Talvez seja maldição. Ou a negatividade, energia cósmica, conectividade espiritual sendo utilizada em raízes maléficas.
Não sei.
O que sei é que este míssil estourou meu escudo - que fica em meu peito - e invadiu aquilo que era minha fortaleza.
O que quer que seja, que está me atacando, sabia que a estratégia já usada em Tróia não iria funcionar. Não é fácil entrar aqui. Então optou por um método que poderia ser eficaz.
Conseguiu.
Destruiu minhas defesas, derrubou os sentinelas e entrou.

Ai.

Tenho exércitos poderosos, eu bem sei. A Consciência quando aliada à racionalidade pode fazer um estrago, quando para o mal, e pode fazer grandes feitos, quando para o bem.
Dei o comando para que fossem a campo, porém não sei o que houve, mas algo parecido com um gás venenoso ou talvez espelhos invertidos confundiu completamente o que ainda era pensamento. Idéias, aflições e reflexões começaram a serem produzidos de forma incontrolável e pior: cruelmente conflitando entre si.

Uísque.

Com algumas doses de uísque e uma certa musicalidade, consegui despertar as grandes deusas que estavam adormecidas: Calma, Paciência e Compreensão. Estas se uniram e trouxeram fragmentos de paz para o ambiente e, embora temporários, ajudaram a apagar as chamas das explosões.
Agora o que tenho é aquilo que chamam de guerra em silêncio: o mal está á volta tentando encontrar uma maneira de atacar, e os exércitos estão bem posicionados para se defenderem.

Dói.

Não é possível se reconstruir neste momento, mas apenas, administrar a situação e esperar as coisas se acalmarem. Não sei quanto tempo isso pode levar, por isso eu rezo dia após dia, para que uma Força Maior possa atuar - como sempre atua - e trazer alguma paz.
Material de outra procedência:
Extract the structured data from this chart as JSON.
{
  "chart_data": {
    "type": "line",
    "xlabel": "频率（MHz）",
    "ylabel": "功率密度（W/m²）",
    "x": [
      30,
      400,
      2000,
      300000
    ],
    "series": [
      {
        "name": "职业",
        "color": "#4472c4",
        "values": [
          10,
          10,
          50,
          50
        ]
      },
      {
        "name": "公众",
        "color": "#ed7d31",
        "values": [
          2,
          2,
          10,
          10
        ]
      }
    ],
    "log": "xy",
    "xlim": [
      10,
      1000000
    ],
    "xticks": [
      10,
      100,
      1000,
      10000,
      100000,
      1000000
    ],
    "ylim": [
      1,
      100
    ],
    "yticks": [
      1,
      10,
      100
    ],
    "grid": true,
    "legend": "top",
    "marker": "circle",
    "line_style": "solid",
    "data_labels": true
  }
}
Respirar e Esperar. Por enquanto, é respirar, e esperar.

quarta-feira, 5 de janeiro de 2011

Em seco



Tento entender o que está acontecendo comigo.

De onde foi que surgiu toda essa ansiedade, sendo que uma calmaria sempre tomou conta de olhar por meus caminhos?

Tenho feito tudo errado: atropelado os momentos de reflexão, meditações espirituais se dispersando facilmente, equilíbrio indo para o espaço e uma força que contraria meu consciente e não aguarda a ordem natural das coisas.

Por Deus, o que se passa?

Mal o ano começou e o caos se instalou em meu universo. E nos universos à minha volta. Não sei se foi de dentro pra fora, ou se foi o contrário, mas tenho dedicado minhas forças a resolver e apoiar as coisas e pessoas importantes para mim. O universos que se cruzam com o meu têm de estar em paz, não por mim, mas por eles mesmos.

Entretanto, fico assim em guarda, apreensivo.

E neste momento, não havia melhor ou pior condição que a solidão. Ao passo que me favorece, me trucida: estar sozinho é manter meu refúgio, meu canto. Eu e meus pensamentos em constante intimidade. Mas não era para estar controlando bem tudo isso, exatamente por estar sozinho? - penso. Não consigo.

A solidão tem me engolido em diversos momentos, em que me resume a um nada e me transforma em mais um móvel do meu quarto. Permaneço estático, sentado nu à beira da cama, olhando para este espelho estreito e bonito. A imagem não parece boa.

Mudanças ocorrem em meu corpo e me confundem por tentar entender se o tempo está me desgastando - como deveria ser - ou se é um castigo por não ter preservado, por muitas vezes, o meu Templo, onde peço a Deus que faça sua morada.

Estou precisando de ajuda, mas sei, que é bem mais de dentro pra fora. (Talvez integralmente, mas prefiro não ser tão radical.) Preciso retomar o controle daquilo que eu realmente sou, e vencer o inimigo que está aqui dentro e insiste em dizer que sou mais fraco que tudo isso.